Hello ,I am use to see differentiator and iintegrator from a perspective of pulse input.
Integrator turns pulse into ramp because its accumilating.
differtiator turns pulse into two spike because its mathematics.
In the circuit below I have RC integrator and differentiators.
Is the some mathematical intution regarding the differentiator that could explain why given the following input I have such shape on output V(b)?
Thanks.
The "integrator" is not an integrator - there is a resistor across the capacitor.
The two resistors form s voltage divider of roughly 6:1 so the capacitor can never charge beyond roughly 1/7th the supply voltage.

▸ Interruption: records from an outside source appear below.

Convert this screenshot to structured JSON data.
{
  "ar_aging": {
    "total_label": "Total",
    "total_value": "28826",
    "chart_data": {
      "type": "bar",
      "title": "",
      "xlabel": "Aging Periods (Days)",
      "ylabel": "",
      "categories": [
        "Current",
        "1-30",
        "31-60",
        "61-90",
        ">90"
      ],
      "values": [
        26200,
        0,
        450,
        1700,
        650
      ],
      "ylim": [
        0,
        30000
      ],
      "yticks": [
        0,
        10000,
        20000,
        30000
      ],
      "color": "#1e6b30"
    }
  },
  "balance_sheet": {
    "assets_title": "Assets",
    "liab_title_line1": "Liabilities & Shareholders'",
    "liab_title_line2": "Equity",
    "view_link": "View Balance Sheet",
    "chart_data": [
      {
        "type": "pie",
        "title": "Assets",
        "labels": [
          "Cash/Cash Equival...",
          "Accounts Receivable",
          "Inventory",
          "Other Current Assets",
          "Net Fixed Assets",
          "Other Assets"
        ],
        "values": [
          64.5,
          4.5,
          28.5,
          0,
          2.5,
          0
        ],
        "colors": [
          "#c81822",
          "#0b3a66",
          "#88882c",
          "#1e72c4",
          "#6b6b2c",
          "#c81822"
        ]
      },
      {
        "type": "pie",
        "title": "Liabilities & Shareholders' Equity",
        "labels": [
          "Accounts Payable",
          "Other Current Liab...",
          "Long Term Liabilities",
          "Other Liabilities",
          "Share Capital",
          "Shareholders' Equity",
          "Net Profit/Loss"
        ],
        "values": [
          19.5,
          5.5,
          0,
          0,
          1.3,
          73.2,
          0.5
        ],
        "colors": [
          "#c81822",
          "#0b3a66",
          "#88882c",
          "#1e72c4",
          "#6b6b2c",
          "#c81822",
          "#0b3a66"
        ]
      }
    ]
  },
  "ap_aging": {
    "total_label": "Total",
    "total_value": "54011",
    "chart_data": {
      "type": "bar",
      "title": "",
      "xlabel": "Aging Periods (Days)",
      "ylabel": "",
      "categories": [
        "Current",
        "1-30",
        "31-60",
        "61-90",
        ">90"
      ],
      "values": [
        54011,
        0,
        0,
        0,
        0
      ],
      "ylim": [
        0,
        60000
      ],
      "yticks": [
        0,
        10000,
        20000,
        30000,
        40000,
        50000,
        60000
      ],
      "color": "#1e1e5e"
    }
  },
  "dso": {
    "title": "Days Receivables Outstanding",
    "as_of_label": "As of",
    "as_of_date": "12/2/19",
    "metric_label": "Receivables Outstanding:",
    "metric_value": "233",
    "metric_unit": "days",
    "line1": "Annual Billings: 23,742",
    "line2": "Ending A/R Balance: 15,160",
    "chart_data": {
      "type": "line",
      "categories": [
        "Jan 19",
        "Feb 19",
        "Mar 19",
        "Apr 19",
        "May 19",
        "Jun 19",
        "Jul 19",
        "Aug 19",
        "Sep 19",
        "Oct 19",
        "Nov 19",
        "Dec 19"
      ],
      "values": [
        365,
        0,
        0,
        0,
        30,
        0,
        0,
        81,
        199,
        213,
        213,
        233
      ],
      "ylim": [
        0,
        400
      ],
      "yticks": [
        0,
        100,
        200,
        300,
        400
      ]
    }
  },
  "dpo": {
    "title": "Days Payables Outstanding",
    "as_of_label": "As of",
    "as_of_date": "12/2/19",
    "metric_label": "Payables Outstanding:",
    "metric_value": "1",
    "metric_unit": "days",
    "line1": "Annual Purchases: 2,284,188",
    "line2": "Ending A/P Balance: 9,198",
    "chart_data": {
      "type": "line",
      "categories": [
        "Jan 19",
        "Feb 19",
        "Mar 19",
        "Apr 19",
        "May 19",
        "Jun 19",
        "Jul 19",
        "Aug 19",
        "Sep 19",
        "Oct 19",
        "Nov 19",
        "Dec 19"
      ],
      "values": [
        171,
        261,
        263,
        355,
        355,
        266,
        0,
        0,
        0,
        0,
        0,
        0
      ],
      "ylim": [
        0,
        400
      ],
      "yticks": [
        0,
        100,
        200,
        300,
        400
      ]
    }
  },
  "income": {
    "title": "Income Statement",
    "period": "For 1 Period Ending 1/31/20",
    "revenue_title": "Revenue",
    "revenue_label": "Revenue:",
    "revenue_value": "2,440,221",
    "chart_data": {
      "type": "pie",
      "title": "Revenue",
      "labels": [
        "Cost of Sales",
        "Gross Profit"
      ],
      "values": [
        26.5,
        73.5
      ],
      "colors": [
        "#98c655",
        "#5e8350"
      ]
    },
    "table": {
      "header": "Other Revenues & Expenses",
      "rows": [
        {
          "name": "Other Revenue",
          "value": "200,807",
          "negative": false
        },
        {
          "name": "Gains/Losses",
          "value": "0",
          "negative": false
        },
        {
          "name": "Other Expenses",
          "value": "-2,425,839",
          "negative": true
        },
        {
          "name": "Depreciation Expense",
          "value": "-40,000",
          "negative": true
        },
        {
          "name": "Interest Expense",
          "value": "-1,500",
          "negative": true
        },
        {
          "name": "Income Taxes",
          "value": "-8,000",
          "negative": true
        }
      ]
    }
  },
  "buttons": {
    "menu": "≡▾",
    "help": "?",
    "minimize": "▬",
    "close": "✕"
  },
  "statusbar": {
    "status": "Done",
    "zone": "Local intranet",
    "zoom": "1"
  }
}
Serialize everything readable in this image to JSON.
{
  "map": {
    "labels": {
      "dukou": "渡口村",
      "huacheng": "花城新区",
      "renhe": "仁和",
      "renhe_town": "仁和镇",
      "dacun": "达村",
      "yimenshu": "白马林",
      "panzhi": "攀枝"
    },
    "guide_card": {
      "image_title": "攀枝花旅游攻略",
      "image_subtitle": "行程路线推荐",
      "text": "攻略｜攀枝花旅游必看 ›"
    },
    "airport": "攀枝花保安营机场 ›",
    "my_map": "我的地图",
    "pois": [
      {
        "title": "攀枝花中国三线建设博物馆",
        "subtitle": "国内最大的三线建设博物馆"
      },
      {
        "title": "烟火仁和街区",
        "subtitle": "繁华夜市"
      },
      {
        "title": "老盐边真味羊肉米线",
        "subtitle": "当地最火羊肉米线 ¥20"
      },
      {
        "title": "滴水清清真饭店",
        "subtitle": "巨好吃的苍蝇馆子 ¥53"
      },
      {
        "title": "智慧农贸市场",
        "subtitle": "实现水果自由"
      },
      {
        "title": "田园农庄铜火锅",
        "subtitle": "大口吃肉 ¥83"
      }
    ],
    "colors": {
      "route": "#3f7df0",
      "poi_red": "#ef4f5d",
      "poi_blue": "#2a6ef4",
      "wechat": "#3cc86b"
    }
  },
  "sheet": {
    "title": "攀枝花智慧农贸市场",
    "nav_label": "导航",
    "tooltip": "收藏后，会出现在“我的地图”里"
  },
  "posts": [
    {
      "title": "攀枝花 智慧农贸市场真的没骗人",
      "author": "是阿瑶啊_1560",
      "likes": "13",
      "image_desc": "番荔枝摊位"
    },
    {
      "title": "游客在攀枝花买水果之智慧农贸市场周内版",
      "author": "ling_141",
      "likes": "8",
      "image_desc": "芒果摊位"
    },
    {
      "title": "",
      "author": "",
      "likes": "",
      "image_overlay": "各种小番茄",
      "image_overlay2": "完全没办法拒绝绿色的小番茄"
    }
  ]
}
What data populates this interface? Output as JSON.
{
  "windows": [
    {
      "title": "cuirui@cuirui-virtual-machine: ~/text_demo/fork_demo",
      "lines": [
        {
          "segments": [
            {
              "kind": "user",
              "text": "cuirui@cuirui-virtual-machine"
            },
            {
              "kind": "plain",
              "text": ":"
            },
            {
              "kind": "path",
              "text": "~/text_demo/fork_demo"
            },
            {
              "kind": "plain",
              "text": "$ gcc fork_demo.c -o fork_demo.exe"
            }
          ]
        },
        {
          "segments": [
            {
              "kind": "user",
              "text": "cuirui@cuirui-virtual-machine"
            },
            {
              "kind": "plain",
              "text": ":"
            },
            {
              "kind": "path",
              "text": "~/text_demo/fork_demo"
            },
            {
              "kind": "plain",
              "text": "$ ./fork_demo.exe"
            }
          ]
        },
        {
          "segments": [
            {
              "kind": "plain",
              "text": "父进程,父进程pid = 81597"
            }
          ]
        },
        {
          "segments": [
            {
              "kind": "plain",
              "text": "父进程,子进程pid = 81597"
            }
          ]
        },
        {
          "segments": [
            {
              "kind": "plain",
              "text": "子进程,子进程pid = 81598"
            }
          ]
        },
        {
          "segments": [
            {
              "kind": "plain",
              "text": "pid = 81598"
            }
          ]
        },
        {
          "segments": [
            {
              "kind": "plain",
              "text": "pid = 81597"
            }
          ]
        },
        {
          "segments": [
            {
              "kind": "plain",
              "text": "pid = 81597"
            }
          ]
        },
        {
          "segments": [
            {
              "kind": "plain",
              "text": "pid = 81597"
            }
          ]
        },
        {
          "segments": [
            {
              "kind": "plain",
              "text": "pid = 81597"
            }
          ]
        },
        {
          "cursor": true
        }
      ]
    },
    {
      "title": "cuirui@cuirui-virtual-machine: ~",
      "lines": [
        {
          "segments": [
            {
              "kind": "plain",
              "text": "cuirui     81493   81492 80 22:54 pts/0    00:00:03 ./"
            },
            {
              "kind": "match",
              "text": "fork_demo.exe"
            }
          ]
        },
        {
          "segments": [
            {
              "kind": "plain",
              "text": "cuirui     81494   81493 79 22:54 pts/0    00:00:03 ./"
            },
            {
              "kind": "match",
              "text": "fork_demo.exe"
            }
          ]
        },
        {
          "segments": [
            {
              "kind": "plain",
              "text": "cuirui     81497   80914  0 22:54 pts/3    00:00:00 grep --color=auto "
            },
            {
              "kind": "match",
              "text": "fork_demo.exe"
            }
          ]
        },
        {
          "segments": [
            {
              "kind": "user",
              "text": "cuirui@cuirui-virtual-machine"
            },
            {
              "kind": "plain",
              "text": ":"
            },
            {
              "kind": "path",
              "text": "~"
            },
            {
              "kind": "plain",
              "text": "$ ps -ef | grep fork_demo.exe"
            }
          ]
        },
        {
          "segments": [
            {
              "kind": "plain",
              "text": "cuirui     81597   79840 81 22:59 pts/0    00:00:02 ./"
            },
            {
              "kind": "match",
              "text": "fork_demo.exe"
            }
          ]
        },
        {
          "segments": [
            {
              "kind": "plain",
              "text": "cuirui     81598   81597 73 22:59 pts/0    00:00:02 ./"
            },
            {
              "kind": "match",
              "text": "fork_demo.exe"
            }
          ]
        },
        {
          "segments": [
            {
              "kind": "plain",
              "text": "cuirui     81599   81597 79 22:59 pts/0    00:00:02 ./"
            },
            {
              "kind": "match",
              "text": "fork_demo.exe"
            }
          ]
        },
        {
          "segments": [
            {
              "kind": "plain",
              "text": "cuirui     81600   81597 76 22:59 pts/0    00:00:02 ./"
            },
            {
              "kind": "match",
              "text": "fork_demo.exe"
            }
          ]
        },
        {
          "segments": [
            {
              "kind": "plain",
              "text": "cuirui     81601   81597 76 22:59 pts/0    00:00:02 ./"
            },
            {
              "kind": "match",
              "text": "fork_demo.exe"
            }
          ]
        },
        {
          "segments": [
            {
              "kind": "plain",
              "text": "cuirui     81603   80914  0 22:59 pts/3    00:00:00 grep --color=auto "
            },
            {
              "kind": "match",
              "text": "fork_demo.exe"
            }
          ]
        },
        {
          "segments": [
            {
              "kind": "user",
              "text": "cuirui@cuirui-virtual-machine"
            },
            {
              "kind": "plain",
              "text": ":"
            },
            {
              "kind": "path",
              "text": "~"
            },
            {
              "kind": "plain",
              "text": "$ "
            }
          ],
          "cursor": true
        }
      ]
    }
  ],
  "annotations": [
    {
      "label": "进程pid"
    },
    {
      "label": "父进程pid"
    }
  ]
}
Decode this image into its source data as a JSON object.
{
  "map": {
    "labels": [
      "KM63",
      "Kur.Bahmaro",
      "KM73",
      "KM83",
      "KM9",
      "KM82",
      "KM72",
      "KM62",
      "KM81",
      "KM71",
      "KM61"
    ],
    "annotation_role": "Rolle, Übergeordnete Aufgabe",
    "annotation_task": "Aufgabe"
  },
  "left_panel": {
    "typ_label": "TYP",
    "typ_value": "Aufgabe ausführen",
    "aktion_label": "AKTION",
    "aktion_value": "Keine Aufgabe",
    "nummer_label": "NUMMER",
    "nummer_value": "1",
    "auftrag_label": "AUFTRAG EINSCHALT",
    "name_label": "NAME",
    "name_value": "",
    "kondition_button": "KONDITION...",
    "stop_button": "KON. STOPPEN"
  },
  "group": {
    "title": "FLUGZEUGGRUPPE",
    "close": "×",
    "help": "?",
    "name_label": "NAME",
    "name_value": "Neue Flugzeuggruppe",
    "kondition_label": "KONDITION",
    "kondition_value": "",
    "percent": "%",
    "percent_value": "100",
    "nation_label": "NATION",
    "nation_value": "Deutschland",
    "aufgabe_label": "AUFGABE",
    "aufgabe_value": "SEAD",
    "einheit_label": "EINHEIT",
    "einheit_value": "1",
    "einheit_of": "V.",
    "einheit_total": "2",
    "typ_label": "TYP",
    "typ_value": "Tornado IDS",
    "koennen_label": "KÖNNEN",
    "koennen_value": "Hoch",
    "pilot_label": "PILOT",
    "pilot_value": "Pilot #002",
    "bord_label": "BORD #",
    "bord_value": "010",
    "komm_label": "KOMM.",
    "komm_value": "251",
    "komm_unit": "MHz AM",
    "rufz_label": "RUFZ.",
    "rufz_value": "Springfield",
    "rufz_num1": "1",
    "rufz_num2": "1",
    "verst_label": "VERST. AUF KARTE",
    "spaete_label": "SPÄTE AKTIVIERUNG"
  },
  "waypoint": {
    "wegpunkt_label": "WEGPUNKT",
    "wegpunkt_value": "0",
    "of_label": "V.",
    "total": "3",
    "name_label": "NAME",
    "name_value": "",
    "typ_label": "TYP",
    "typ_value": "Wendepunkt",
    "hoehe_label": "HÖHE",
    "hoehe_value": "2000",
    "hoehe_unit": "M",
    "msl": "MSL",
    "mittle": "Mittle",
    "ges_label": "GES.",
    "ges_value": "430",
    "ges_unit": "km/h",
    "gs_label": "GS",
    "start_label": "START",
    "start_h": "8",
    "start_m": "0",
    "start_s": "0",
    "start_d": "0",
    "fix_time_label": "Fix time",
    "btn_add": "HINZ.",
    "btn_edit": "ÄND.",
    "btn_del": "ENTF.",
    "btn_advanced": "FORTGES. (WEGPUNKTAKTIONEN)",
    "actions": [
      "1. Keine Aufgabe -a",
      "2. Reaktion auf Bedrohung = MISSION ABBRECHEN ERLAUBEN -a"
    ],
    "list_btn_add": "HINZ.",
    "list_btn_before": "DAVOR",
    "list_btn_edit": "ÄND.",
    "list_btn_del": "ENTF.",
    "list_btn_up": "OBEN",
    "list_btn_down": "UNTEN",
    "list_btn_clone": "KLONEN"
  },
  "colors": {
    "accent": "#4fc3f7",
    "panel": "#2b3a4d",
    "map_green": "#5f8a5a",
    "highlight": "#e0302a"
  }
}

Note that a passive R-C integrator will not give linear results as the rate of change varies with the existing capacitor voltage, for a fixed input voltage. You need to use an opamp based integrator for to work well.
The difference between a true P or I and a passive RC network is the bandwidth beyond where the phase shift = +/-45 deg for a 1st order filter.
When you see a pulse of fixed slope and duration, you are using a partial BW with limited upper and lower end.
Thus we call RC a "partial integrator or partial derivative" and the linear region of phase shift for a 1st order filter extends +/1 decade around the breakpoint, fo.
Thus the Q = fo/BW of your modulation may determine if a partial or passive partial D + I filter will be adequate.
We generally try to match the spectrum of the filter to the output signal depending on details of group delay flatness.